Zacarias Esmero, one of the witnesses, testified that upon the occasion in question the justice of the peace said nothing until after the document was signed and then addressing himself to the plaintiff and the defendant said, "You are married." The petition signed the plaintiff and defendant contained a positive statement that they had mutually agreed to be married and they asked the justice of the peace to solemnize the marriage. The document signed by the plaintiff, the defendant, and the justice of the peace, stated that they ratified under oath, before the justice, the contents of the petition and that witnesses of the marriage were produced. A mortgage took place as shown by the certificate of the justice of the peace, signed by both contracting parties, which certificates gives rise to the presumption that the officer authorized the marriage in due form, the parties before the justice of the peace declaring that they took each other as husband and wife, unless the contrary is proved, such presumption being corroborated in this case by the admission of the woman to the effect that she had contracted the marriage certified to in the document signed by her, which admission can only mean the parties mutually agreed to unite in marriage when they appeared and signed the said document which so states before the justice of the peace who authorized the same. It was proven that both the plaintiff and the defendant were able to read and write the Spanish language, and that they knew the contents of the document which they signed; and under the circumstances in this particular case were satisfied, and so hold, that what took place before the justice of the peace on this occasion amounted to a legal marriage.

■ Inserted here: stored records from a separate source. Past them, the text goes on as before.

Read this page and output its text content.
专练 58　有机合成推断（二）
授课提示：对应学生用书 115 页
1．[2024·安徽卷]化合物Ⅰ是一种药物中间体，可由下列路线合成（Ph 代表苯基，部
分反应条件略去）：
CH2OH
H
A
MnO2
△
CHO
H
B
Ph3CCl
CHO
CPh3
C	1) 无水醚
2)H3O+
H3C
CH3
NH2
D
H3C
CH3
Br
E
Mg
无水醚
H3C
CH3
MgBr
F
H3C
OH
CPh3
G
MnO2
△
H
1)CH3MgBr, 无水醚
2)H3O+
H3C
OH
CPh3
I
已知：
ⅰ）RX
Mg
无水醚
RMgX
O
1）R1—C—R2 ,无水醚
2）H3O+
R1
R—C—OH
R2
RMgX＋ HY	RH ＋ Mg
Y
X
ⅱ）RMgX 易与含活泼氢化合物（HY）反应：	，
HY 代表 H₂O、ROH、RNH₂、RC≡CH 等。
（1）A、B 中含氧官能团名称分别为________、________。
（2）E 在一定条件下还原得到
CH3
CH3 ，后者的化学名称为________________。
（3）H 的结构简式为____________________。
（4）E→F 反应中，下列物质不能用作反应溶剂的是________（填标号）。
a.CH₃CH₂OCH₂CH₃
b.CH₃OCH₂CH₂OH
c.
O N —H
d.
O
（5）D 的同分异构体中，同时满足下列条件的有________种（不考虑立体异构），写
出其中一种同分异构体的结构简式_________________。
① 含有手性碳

The defendant's original answer was a general denial of the allegations contained in the complaint. Among these allegations was a statement that the parties had obtain previously the consent of the plaintiff's parents. The defendant was afterwards allowed to amend his answer so that it was a denial of the allegations of the complaint except that relating to the condition in regard to the consent of the parents. The plaintiff objected to the allowance of this amendment. After the trial had commenced the defendant was again allowed to amend his answer so that it should be an admission of paragraphs 2 and 3 of the complaint, except that part which related to the consent of the parents. It will be seen that this second amendment destroyed completely the first amendment and the defendants lawyer stated that what he intended to allege in his first amendment, but by reason of the haste with which the first amendment was drawn he had unintentionally made it exactly the opposite of what he had intended to state. After argument the court allowed the second amendment. We are satisfied that in this allowance there was no abuse of discretion and we do not see how the plaintiff was in any way prejudiced. She proceeded with the trial of the case without asking for a continuance.
The judgment of the court below acquitting the defendant of the complaint is affirmed, with the costs of this instance against the appellant.